11. A bobbin transporting system according to claim 10, wherein the lowered position of said lift means positions the tops of the bobbins that are on said retailing means at a level that is above the bottoms of the bobbins suspended from said transporting carriers, and said control means controls said transfer drive means and said means for driving said lift means such that, when said lift means is at its lowered position and said bobbins are being transferred by said transfer means, bobbins on said retaining means do not collide with bobbins suspended from said bobbin transporting carriers.

12. A bobbin transporting system according to claim 11, wherein during the process for moving said retaining means from said withdrawing position to said loading position, said control means controls the speed of said transfer drive means and said feeding means moving said retaining means at a first speed while said bobbin transporting carrier is moved at a second speed during the withdrawal of bobbins from said first group of bobbin transporting carriers, and said retaining means is moved at said second speed while said bobbin transporting carrier is moved at said first speed during the loading of said bobbins on said second group of bobbin transporting carriers, said first speed being higher than said second speed, thereby enabling operation of said transfer drive means and said feeding means to be started and stopped simultaneously.
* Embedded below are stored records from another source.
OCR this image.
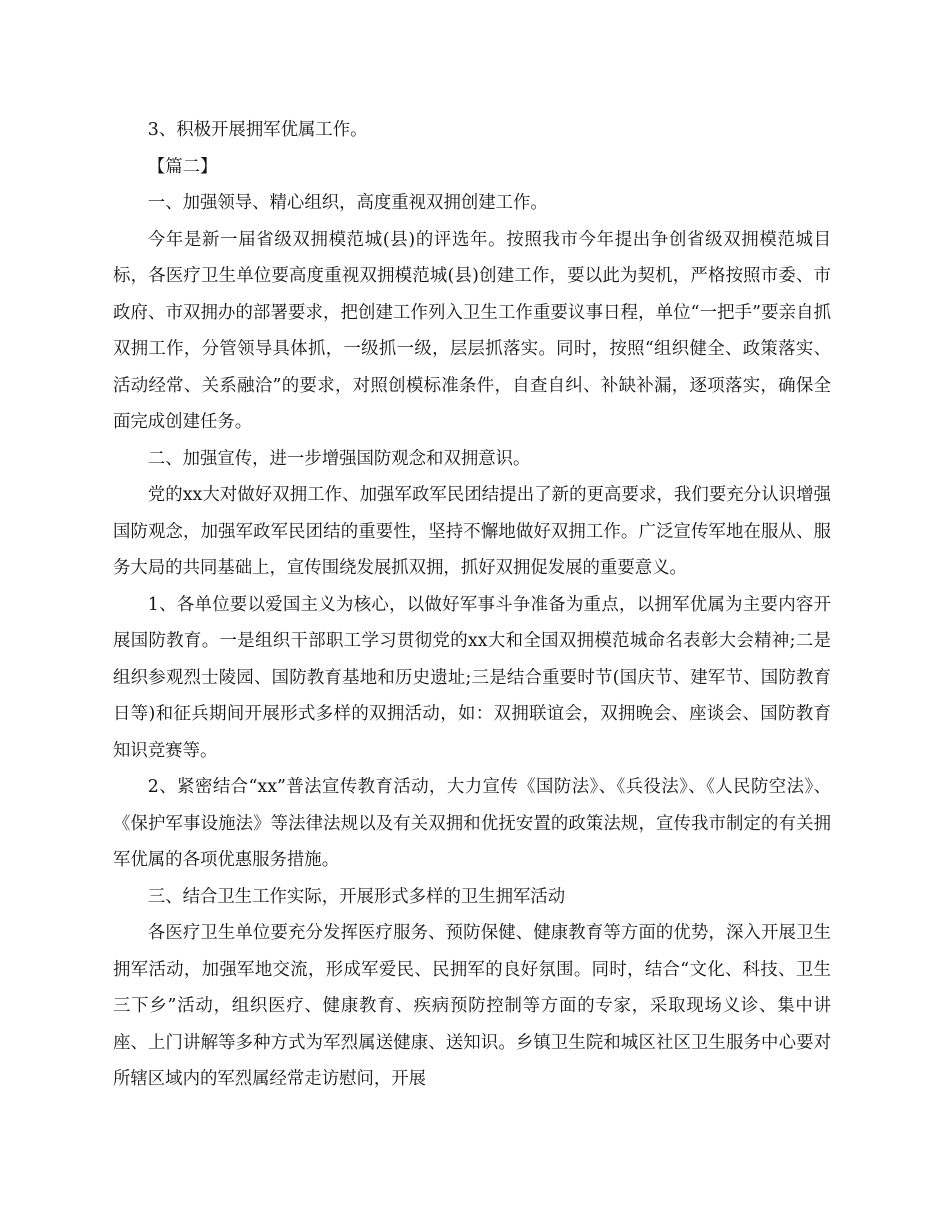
3、积极开展拥军优属工作。

【篇二】

一、加强领导、精心组织，高度重视双拥创建工作。

今年是新一届省级双拥模范城(县)的评选年。按照我市今年提出争创省级双拥模范城目标，各医疗卫生单位要高度重视双拥模范城(县)创建工作，要以此为契机，严格按照市委、市政府、市双拥办的部署要求，把创建工作列入卫生工作重要议事日程，单位“一把手”要亲自抓双拥工作，分管领导具体抓，一级抓一级，层层抓落实。同时，按照“组织健全、政策落实、活动经常、关系融洽”的要求，对照创模标准条件，自查自纠、补缺补漏，逐项落实，确保全面完成创建任务。

二、加强宣传，进一步增强国防观念和双拥意识。

党的xx大对做好双拥工作、加强军政军民团结提出了新的更高要求，我们要充分认识增强国防观念，加强军政军民团结的重要性，坚持不懈地做好双拥工作。广泛宣传军地在服从、服务大局的共同基础上，宣传围绕发展抓双拥，抓好双拥促发展的重要意义。

1、各单位要以爱国主义为核心，以做好军事斗争准备为重点，以拥军优属为主要内容开展国防教育。一是组织干部职工学习贯彻党的xx大和全国双拥模范城命名表彰大会精神;二是组织参观烈士陵园、国防教育基地和历史遗址;三是结合重要时节(国庆节、建军节、国防教育日等)和征兵期间开展形式多样的双拥活动，如：双拥联谊会，双拥晚会、座谈会、国防教育知识竞赛等。

2、紧密结合“xx”普法宣传教育活动，大力宣传《国防法》、《兵役法》、《人民防空法》、《保护军事设施法》等法律法规以及有关双拥和优抚安置的政策法规，宣传我市制定的有关拥军优属的各项优惠服务措施。

三、结合卫生工作实际，开展形式多样的卫生拥军活动

各医疗卫生单位要充分发挥医疗服务、预防保健、健康教育等方面的优势，深入开展卫生拥军活动，加强军地交流，形成军爱民、民拥军的良好氛围。同时，结合“文化、科技、卫生三下乡”活动，组织医疗、健康教育、疾病预防控制等方面的专家，采取现场义诊、集中讲座、上门讲解等多种方式为军烈属送健康、送知识。乡镇卫生院和城区社区卫生服务中心要对所辖区域内的军烈属经常走访慰问，开展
13. A bobbin transporting system according to claim 1, wherein said second transporting rail means includes a closed loop path extending through said bobbin exchanging means, said system further comprising:

residual roving eliminating means disposed along an intermediate section of said second transporting rail means which extends from said array of spinning machines to said bobbin exchanging means for eliminating residual rovings from empty bobbins suspended from said second group of bobbin transporting carriers traveling in said intermediate section of said second transporting rail means.

14. A bobbin transporting system according to claim 1, wherein said second transporting rail means is branched into a first plurality of parallel transporting rail branches at a position preceding the location where the bobbin carriers of said second group of bobbin transporting carriers are transported into said bobbin exchanging means, said first plurality of transporting rail branches constituting a standby place for said bobbin transporting carriers of said second group.

15. A bobbin transporting system according to claim 14, wherein a section of said second transporting rail means onto which said bobbin transporting carriers of said second group are fed from said bobbin exchanging means is branched into a second plurality of parallel transporting rail branches, said second plurality of rail branches constituting a stock place for said bobbin transporting carriers of said second group.

16. A bobbin transporting system according to claim 1, wherein the bobbins are mounted suspended from bobbin hangers provided on said bobbin transporting carriers running on said first and second transporting rail means, said bobbin hangers being suspended from said bobbin transporting carriers at said first and second pitches, respectively, wherein said exchanging means includes means for exchanging at one time a predetermined number of full bobbins and empty bobbins upon every exchanging operation thereof while moving intermittently said bobbin transporting carriers oppositely in the respective traveling directions.